Conservatives take a battering in the South as support for the party falters

A voter places a ballot in a box. Credit: PA Images

The Conservative-controlled councils continue to fall.

Overnight, we had Southampton and West Oxfordshire. Now add Wokingham and Maidstone to the list. There will be more.

Every time the Tories lose control of a council, you can sense the jitters of some Tory MPs in the south.

Many have been frustrated that so much Government attention - and rhetoric - has been aimed at the north in recent years. That's where Boris Johnson thinks the next election will be won and lost.

But if the Tories are to win next time they can't afford to lose seats in the south. And for them it will be a war on two fronts - in some places, like Southampton, they'll be fighting Labour; in others, like Winchester, the Lib Dems.

Some Tories take comfort from the fact that these election results could have been worse, which is certainly true. They also say this is what happens in mid-term. That's also true. 

But they're relying on the usual pattern: get the unpopular stuff done early in the electoral cycle, suffer in mid-term, then watch things improve as the general election approaches. 

This electoral cycle could be very different. With inflation soaring and a possible recession looming, the most difficult times for the Government could still lie ahead.
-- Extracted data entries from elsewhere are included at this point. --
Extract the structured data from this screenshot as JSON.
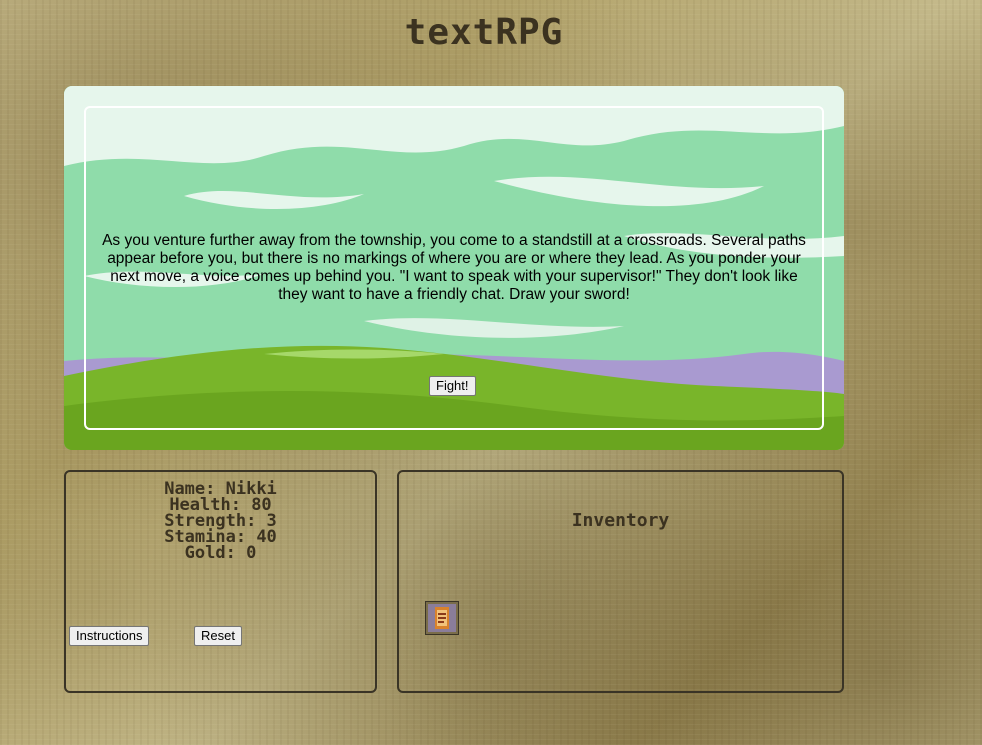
{
  "header": {
    "title": "textRPG"
  },
  "scene": {
    "story_text": "As you venture further away from the township, you come to a standstill at a crossroads. Several paths appear before you, but there is no markings of where you are or where they lead. As you ponder your next move, a voice comes up behind you. \"I want to speak with your supervisor!\" They don't look like they want to have a friendly chat. Draw your sword!",
    "action_label": "Fight!"
  },
  "stats": {
    "name": "Name: Nikki",
    "health": "Health: 80",
    "strength": "Strength: 3",
    "stamina": "Stamina: 40",
    "gold": "Gold: 0",
    "instructions_label": "Instructions",
    "reset_label": "Reset"
  },
  "inventory": {
    "title": "Inventory",
    "items": [
      {
        "icon": "scroll-item-icon"
      }
    ]
  },
  "colors": {
    "sky": "#8fdcaa",
    "hill": "#79b52a",
    "text_dark": "#3b3220"
  }
}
To misquote Tony Blair's famous campaign song from 25 years ago - for the Tories, maybe things can only get worse.

In Southampton, Labour's leader Sir Keir Starmer is celebrating his party's success, taking back control of a council they lost last year.

This was a win Labour needed, but in truth it's not spectacular: they ran Southampton for 9 years before losing there in 2021.

Labour's real target in these elections is Worthing, where we'll get the result later today. Five years ago, there were no Labour councillors there at all.

When Beccy Cooper won a by-election in August 2017, it was Labour's first council seat in Worthing for 40 years. Later today, Ms Cooper will almost certainly become the leader of the council.

The Tories lost control of West Oxfordshire overnight, partly thanks to Lib Dem gains. It's a symbolic area - the home of former Prime Minister David Cameron - but it's the Lib Dems and Labour have been making steady progress there over the years.

Stand by today for more Tory losses - and an important political trend: Conservative support is falling away much more steeply in our region than elsewhere in the country.

Their vote share is down by more than 7.6% so far.

While politicians and political commentators have obsessed in recent years about the Red Wall - those traditional Labour areas in the north which the Tories captured in 2019 - the really significant action now is taking place in the traditional Tory strongholds of the south and southeast.